Music must be the leader among the arts when it comes to what one might call high-quality spin-offs. By that I mean many compositions exist not only in their original version, but also in what might be called…well, what does one call them? We have different words for our industry of remoulding originals—transcriptions, orchestrations, paraphrases, arrangements—but the end products all seem to blend happily together as being from the same creative stable. This week’s blog spotlights some of these ’translations’ that may not be familiar to you—this is Naxos, after all!
It’s not only musicians with limited talent for creating original masterpieces who enjoy indulging in a bit of makeover. Arnold Schoenberg, whose serial music may put a frisson up some peoples’ auditory channels, also produced much more accessible tones and was clearly having a ball when he arranged Brahms’ Piano Quartet No. 1 in G minor for orchestra (8.557524). But why should a great musical revolutionary bother himself with such a seemingly trifling exercise? Here’s part of the answer from the master himself, in an extract from a letter written to the press in 1939 outlining his reasons behind the transcription:
I like the piece.
It is seldom played.
It is always very badly played because the better the pianist, the louder he plays and you hear nothing from the strings. I wanted [for] once to hear everything, and this I achieved.
To remain strictly in the style of Brahms and not to go farther than he himself he would have gone if he had lived today.”
Mmm. One may be inclined to query that last statement in light of the finale’s xylophone and glockenspiel parts, trombone glissandos and double-tongued presto passages, muted trumpets, divisi strings and numerous cymbal crashes. Here’s an excerpt from that movement.
Elgar began his transcription of J.S. Bach’s Fantasy and Fugue in C minor, BWV 537 (8.572741) sixteen years earlier. The composer had similar notions to Schoenberg’s when he said that the purpose behind the transcription was ’to show how gorgeous and great and brilliant he [Bach] would have made himself sound if he had had our means’. Organists especially should now prepare for their eyebrows to rise, possibly in unison with a few suppressed giggles during this clip from the fugue.
Ravel’s orchestration of Mussorgksy’s Pictures at an Exhibition (8.110105) did much to give the work a kiss of life as well as cosmetic surgery: Mussorgsky’s original score for piano wasn’t published until 1886, five years after his death, following which there was a rash of composers who were seized by the inspiration to orchestrate it. The Ravel version was the result of a commission by Serge Koussevitzky and the Boston Symphony Orchestra in 1922 which carried a fee of 10,000 francs (and a canny 5 years of exclusive performance rights!). Here’s Koussevitsky conducting the Boston Symphony in a live 1943 performance of the work, so there’s probably a deal of authority in his reading. The clip is from Baba Yaga (The Hut on Hen’s Legs).

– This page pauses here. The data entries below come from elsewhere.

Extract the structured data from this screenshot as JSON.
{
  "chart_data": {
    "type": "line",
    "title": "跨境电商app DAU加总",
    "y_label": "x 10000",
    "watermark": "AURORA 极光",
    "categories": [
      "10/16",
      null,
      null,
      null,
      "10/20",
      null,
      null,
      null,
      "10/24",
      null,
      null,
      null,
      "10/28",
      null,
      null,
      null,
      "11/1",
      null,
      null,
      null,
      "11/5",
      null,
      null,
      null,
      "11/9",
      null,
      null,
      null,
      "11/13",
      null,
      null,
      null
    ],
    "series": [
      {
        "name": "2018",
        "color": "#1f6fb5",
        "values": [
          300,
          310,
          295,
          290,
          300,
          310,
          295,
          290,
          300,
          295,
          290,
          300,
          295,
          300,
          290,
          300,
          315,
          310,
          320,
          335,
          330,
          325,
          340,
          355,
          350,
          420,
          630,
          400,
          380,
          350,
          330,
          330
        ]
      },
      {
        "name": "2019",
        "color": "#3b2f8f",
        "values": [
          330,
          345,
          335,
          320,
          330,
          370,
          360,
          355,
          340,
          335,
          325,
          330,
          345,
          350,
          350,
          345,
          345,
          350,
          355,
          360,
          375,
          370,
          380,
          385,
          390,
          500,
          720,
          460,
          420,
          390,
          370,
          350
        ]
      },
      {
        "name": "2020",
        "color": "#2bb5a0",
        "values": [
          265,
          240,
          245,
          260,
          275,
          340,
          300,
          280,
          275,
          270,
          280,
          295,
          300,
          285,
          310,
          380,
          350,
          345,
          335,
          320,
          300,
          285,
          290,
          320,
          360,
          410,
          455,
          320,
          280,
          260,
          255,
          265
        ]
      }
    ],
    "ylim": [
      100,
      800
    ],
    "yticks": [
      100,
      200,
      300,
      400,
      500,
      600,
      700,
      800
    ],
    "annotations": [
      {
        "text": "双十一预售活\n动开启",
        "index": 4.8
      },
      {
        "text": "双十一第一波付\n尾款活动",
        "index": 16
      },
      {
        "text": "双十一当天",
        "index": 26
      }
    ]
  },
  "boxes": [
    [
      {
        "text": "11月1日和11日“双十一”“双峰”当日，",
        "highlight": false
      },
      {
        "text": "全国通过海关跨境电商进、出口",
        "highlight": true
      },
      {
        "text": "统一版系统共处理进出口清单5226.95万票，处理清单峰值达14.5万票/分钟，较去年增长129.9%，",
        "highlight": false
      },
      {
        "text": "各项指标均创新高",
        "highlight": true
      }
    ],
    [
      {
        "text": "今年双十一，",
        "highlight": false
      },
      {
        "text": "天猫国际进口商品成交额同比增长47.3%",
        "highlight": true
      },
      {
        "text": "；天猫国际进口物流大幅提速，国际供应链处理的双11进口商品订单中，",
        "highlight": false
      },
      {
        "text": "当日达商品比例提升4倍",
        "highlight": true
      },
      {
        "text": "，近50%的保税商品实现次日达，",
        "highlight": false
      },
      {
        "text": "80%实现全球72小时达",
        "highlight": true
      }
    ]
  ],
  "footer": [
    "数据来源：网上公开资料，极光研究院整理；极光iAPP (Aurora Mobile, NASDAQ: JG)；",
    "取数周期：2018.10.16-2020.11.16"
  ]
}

Time now for a couple of paraphrases, “a restatement of a text or passage giving the meaning in another form, as for clearness”, which seems a strange thing to do to a model of simplicity like Chopsticks (yes, the very same tune we possibly all cut our teeth on at the piano). The Russian composers Borodin, Cui, Rimsky-Korsakov and Lyadov enthusiastically collaborated on a set of piano variations on the short tune for Borodin’s daughter. It’s been passed from arranger to arranger ever since. I’m sure you’ll have no difficulty spotting the melody in this arrangement by Nikolai Tcherepnin of Rimsky-Korsakov’s original paraphrase, if you follow me…It’s titled Tarantella (9.80607). The work’s full title: Tati-Tati (arr. of Rimsky-Korsakov’s Parafrazi, “Chopsticks”).
I couldn’t resist choosing a piece by William Vincent Wallace (1812–1865) as the second example of a paraphrase, as much for the composer’s extraordinary life as for the music. Born in Ireland, where he married, he emigrated to Australia in 1835. Five years later, he abandoned his family in Sydney and is said to have complemented his earnings from music with stints at sheep farming and whale hunting. There are also tales of how he narrowly escaped being eaten by cannibals, was mauled by a tiger in India and caught in an earthquake in the South Seas. He returned to Europe for a period of composing, including the completion of the music for his opera Maritana (8.660308-09) but, threatened by blindness, he was sent by his doctor back to South America for treatment. Whence to New York where, in 1850, he became an American citizen and, in the same year, bigamously married the 23-year-old pianist Helen Stoepel. Returning again to Britain he settled in London before ill health forced him to head for the Pyrenees, where he died in 1865. And while you’re digesting all that, plus a pinch of salt maybe, we end with an extract from his own paraphrase for piano (8.572774) of music from his opera Maritana.